At this moment the corporal entered the room. A lamentable spectacle met his eyes: the floor was strewn with dead bodies, and wounded men weltering in their blood.
But he could not restrain a cry of horror when his eyes fell on Don Torribio. The lieutenant was tying the head of Don Pablo, which he had hacked off with his sword, to the long tresses of the fainting Clarita. The officer had been slightly wounded by the girl in the hip and arm, and blood was flowing from his garments.
"There," said he, having finished to his satisfaction the knot that bound Clarita's tresses to the long locks of the arriero; "since she loves him so dearly, when she comes to herself she can admire him at leisure, he is all her own now; no one will take him from her."

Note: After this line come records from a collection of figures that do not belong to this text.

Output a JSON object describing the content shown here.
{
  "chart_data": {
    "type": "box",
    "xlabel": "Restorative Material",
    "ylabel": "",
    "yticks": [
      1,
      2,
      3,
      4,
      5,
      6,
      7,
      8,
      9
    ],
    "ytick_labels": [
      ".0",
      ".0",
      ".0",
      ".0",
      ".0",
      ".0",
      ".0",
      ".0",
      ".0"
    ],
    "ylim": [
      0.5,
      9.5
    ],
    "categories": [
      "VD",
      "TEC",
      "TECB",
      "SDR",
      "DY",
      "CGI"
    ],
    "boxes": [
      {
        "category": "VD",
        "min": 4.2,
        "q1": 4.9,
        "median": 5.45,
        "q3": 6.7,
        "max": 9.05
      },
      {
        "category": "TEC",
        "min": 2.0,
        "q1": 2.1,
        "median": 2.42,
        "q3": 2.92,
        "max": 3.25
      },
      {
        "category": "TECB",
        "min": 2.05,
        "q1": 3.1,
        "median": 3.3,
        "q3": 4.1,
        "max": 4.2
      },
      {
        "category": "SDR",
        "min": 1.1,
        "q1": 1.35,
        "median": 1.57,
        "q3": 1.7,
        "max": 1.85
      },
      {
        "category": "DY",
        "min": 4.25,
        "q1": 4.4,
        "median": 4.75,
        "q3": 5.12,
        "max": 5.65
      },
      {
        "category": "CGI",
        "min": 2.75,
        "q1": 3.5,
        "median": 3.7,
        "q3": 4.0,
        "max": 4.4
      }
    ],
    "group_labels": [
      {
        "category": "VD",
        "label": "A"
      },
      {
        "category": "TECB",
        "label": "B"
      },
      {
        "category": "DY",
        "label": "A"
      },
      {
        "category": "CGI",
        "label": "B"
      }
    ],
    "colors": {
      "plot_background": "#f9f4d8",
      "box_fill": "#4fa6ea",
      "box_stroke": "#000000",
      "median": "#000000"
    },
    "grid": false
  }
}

Then he looked for a time at the pale and fainting girl, with an expression of lust impossible to describe.
"Pooh!" said he, with a shrug of the shoulders; "Why should I? Let us wait till she opens her eyes. I shall have plenty of time to make love to her; and I want to enjoy her surprise when she wakes up."
And without another look at his victims, he set himself to help his soldiers in the massacre.
The first step he took, he encountered Luco.
"Halloa!" cried he; "where have you been, while we have been cutting up the salvajes unitarios? God take me! Here you come quietly; your sword in the sheath, and not a drop of blood on your clothes! What is the meaning of this conduct, comrade? Are you turned traitor, too, by chance?"